Recently, our users have been complaining about the sometimes very long loading times of our web application. This occurs both when reloading the page and when using the page. all users are affected at the same time. Sometimes everything runs smoothly, but sometimes the application freezes and nothing runs for several minutes.
i assume that a maximum of about 20 people are using the application at the same time. We use a PostgreSQL v16 database on a Docker container. We use gunicorn as the server.
The API logs basically look as I expect them to. Sometimes there is the message "Ignoring EPIPE". If I understand correctly, this indicates that the client has closed the connection due to a timeout.
I suspect a jam in the handling of queries. Where could the problem lie? What is the best way to isolate the cause?

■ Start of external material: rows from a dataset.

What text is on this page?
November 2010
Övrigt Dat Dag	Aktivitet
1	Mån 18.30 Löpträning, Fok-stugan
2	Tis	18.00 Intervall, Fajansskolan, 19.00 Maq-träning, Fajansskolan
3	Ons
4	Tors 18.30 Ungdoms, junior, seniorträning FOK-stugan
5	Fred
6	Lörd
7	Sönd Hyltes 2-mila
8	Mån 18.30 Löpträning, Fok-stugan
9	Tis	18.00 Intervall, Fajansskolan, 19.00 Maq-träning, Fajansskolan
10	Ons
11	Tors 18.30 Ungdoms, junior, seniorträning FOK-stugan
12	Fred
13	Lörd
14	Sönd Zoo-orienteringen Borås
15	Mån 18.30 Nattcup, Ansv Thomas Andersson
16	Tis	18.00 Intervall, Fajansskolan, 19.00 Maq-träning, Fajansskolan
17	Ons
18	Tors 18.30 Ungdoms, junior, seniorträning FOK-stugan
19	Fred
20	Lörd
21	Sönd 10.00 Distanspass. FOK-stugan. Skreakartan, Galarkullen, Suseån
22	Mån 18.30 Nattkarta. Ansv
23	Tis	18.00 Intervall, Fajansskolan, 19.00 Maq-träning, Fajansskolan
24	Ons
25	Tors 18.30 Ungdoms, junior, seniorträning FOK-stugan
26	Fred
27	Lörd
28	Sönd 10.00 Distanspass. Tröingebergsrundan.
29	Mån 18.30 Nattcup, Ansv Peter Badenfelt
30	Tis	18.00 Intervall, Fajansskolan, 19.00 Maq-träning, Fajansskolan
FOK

I would be very grateful for any input…
- even in times of congestion, most sessions are idle and only about 4 sessions are used.

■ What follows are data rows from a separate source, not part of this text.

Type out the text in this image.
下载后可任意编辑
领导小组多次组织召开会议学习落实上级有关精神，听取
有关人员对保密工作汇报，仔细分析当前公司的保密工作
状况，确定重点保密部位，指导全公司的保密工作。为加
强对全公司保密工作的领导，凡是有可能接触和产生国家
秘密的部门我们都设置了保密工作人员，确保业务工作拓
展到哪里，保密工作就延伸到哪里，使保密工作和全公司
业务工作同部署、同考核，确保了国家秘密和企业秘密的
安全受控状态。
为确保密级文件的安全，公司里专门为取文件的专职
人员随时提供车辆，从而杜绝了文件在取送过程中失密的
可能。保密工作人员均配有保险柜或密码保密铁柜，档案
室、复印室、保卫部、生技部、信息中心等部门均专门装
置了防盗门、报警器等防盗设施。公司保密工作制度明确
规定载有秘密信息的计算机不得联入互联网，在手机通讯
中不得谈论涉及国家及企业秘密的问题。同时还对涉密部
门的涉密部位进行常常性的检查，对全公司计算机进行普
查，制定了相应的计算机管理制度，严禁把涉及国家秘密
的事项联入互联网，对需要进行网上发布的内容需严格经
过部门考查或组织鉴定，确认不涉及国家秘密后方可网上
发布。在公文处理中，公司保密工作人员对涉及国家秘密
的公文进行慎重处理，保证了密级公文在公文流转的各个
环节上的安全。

- the api-logs look fine, apart from the mentioned "Ignoring EPIPE"
- during times of congestion the cpu-usage is consistantly over 300 % (on 4 cores). Seems a bit high to me…
2
Answers
So... In the end it was a wrong api-call from the frontend that triggered the problem: instead of passing the argument id=xy todo_id=xy was passed which led to selecting and serializing the whole database. this took like 5 min per call. after 4 parallel calls the whole system was congested and nothing worked anymore for any user.
Thanks a lot for your suggestions. It helped me looking in the right places.
Sounds like a query is taking too long. This could be any number of things, but most like it is a poorly-optimized query (i.e. a query that doesn’t use an index where it should).
Try setting
log_min_duration_statement
in postgresql.conf to 1000 (milliseconds) or greater:Then after a while, check your database server logs.
If you update your question with the slow statements from the logs, maybe I or others can assist you in creating the necessary index and/or re-writing the query.